”When Daesh militants entered our school for the first time in July 2014, they ordered us to take the Iraqi flag down and hoist their flag,” says Fallah. “I objected and told them that hoisting the Daesh flag on our school would make it a target for warplanes and that the school children are innocent and have nothing to do with this.”
His protests were ignored and the Daesh flag was raised.
Due to Daesh’s presence, the Iraqi Ministry of Education decided not to recognize the results of the school year in Daesh-controlled areas, because of insecurity in the area and inability to monitor exams. This prompted many local headmasters to leave their schools and go to safe cities.
Fallah decided to stay in Al-Sufrah for his students and did so for several months. Eventually, during a trip to the Education Directorate in Hawija for a routine mail pick-up, his mind was changed and he decided it was time to leave.
“Daesh had printed new curricula and textbooks,” he says. “At that moment I decided to close the school and flee my area. I was not ready to participate in poisoning the brains of schoolchildren with Daesh’s extremist curricula. Before then, I thought that what was happening was only temporary.”
On his way back from the Education Directorate, Fallah called his supervisor, telling him he could no longer stay in the village.
“He advised me to protect the school’s official logs before leaving,” says Fallah. “We decided to bury them in the ground.”.
Hiding the school’s official logs took three days. Fallah had to dig a hole in the ground at night to avoid Daesh suspicion, which he managed to do on the first night. On the second night, he placed an old fridge in the hole. On the third, he wrapped the school logs and records in nylon covers and put them inside the fridge. He covered the fridge with soil and threw some broken desks on top, so that the hole would not attract attention.
“I thought about the future of my children if Daesh arrested me, while I was burying the school’s official records and logs, and what would happen if Daesh found them” says Fallah of the process of burying the information. He knew not only would he be arrested, but he would also be executed in front of his family.
Six days later, Fallah left the village and went to Kirkuk.
Fallah described his feelings when he was driving his car to leave his village and heading to Kirkuk on a rainy night at the beginning of February 2015.
“I thought about the school logs and records I had buried in the ground, the school for which I had been headmaster for 20 years, and my village that I left against my will,” he says. “I had already sent my wife and five children to Kirkuk before I left. I was eager to meet them after being apart for two months. I had all those thoughts in my mind in addition to a mixture of feelings of fear, eagerness and anxiety while I was driving away from my village.”

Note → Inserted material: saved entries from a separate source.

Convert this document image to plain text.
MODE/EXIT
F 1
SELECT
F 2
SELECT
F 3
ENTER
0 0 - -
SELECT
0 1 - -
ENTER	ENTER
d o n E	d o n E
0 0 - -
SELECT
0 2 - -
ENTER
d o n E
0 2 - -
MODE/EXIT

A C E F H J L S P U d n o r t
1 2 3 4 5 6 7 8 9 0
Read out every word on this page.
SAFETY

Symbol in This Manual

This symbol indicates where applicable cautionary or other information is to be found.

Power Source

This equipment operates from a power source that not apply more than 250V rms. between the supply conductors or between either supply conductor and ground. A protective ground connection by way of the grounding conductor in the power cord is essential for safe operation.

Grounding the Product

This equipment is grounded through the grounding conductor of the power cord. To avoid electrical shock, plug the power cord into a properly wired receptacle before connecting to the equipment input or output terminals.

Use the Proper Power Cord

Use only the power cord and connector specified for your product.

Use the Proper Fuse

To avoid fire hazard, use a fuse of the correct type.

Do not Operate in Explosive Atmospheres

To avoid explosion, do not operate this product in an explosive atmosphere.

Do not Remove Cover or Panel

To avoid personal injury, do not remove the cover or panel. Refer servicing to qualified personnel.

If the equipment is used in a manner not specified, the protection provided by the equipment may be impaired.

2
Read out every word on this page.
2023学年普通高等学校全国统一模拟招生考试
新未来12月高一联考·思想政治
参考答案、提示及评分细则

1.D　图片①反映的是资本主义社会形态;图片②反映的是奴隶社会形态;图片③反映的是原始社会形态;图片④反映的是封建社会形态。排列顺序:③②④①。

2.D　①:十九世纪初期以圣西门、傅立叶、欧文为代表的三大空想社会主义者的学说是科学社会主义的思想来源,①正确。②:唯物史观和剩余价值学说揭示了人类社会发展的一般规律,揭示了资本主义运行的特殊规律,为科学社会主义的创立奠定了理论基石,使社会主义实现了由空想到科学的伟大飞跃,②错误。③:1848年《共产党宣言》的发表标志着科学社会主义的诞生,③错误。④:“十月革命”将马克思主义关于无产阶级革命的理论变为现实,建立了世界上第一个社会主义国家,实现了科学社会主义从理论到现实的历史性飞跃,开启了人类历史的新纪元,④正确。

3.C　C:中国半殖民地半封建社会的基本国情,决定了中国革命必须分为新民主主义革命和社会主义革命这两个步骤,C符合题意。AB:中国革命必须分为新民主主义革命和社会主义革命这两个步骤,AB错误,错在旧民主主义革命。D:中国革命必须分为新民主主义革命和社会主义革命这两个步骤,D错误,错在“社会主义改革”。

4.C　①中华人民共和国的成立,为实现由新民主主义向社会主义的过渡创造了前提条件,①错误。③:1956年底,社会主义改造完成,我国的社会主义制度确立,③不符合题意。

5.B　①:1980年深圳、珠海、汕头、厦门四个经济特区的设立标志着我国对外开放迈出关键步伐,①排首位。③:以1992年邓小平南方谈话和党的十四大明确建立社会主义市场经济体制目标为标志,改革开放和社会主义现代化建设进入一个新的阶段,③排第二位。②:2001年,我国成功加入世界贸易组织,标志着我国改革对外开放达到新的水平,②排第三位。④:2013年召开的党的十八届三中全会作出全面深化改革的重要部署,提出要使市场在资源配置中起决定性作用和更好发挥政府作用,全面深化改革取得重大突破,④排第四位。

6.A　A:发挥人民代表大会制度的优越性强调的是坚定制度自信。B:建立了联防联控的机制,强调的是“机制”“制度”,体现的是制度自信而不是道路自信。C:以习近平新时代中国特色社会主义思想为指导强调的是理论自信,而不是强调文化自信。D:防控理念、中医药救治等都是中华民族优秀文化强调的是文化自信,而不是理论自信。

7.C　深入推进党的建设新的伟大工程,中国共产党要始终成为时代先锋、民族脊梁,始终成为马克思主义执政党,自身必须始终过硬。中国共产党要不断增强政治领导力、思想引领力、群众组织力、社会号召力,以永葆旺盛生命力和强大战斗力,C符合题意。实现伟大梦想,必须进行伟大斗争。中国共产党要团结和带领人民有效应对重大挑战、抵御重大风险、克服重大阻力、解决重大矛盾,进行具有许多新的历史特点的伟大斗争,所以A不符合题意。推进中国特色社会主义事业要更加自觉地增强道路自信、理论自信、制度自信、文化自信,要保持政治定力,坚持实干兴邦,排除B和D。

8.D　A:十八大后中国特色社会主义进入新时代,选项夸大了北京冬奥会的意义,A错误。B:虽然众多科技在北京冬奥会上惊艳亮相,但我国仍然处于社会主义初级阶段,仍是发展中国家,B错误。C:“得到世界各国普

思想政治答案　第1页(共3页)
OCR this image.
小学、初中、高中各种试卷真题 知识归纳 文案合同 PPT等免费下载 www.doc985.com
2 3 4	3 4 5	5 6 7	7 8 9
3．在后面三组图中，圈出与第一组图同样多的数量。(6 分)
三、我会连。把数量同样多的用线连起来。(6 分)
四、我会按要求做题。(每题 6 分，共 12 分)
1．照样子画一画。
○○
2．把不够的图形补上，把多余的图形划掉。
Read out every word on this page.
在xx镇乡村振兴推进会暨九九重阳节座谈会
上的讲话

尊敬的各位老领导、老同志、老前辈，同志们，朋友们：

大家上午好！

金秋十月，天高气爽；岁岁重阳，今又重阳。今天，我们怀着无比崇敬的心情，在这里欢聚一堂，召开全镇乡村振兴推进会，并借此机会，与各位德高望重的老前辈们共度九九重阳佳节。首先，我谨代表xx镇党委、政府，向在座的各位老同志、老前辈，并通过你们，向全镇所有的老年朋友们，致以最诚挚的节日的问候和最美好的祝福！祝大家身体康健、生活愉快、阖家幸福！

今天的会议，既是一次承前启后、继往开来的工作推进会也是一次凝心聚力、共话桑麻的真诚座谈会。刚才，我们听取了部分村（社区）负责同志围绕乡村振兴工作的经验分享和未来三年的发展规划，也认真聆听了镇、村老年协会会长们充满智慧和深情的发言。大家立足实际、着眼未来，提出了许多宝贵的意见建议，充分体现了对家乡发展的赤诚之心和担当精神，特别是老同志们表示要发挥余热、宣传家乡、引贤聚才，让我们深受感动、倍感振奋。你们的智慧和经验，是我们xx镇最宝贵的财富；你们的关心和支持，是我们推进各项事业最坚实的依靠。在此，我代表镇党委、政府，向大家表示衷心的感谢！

In Kirkuk, Fallah started working again and became headmaster of a school for internally displaced persons (IDPs). When Hawija and its nearby villages were liberated from Daesh, Fallah decided to return to his school, because it was the only high school for all the villages in the area extending from Al-Riadh to Makhool. In the academic year 2013-2014, the total number of the school students reached 650. Restoring school attendance at Al-Rasheed was part of normalizing life in the area.
Fallah confirmed that the first thing he did when he reached his village was to go back to his school.
“I went to find the school’s buried logs and records,” he says. “When I saw the broken desks in their place, I felt reassured that nobody had discovered the place. However, I still had concerns that the logs and records might have been damaged due to the rain of two winters. I could not describe my happiness when I brought the buried logs and records out and found out that they were in good condition. That moment I realized that I saved the future of the students that could otherwise have been wasted because of Daesh. I felt as if I had won a victory over Daesh.”
Fallah received praise from the Minister of Education’s office, which posted on its Facebook page Fallah’s photos of taking the school’s logs and documents out from the hole.
“I have not done this work to receive thanks and praise,” he says. “That was my duty for my work and my students”.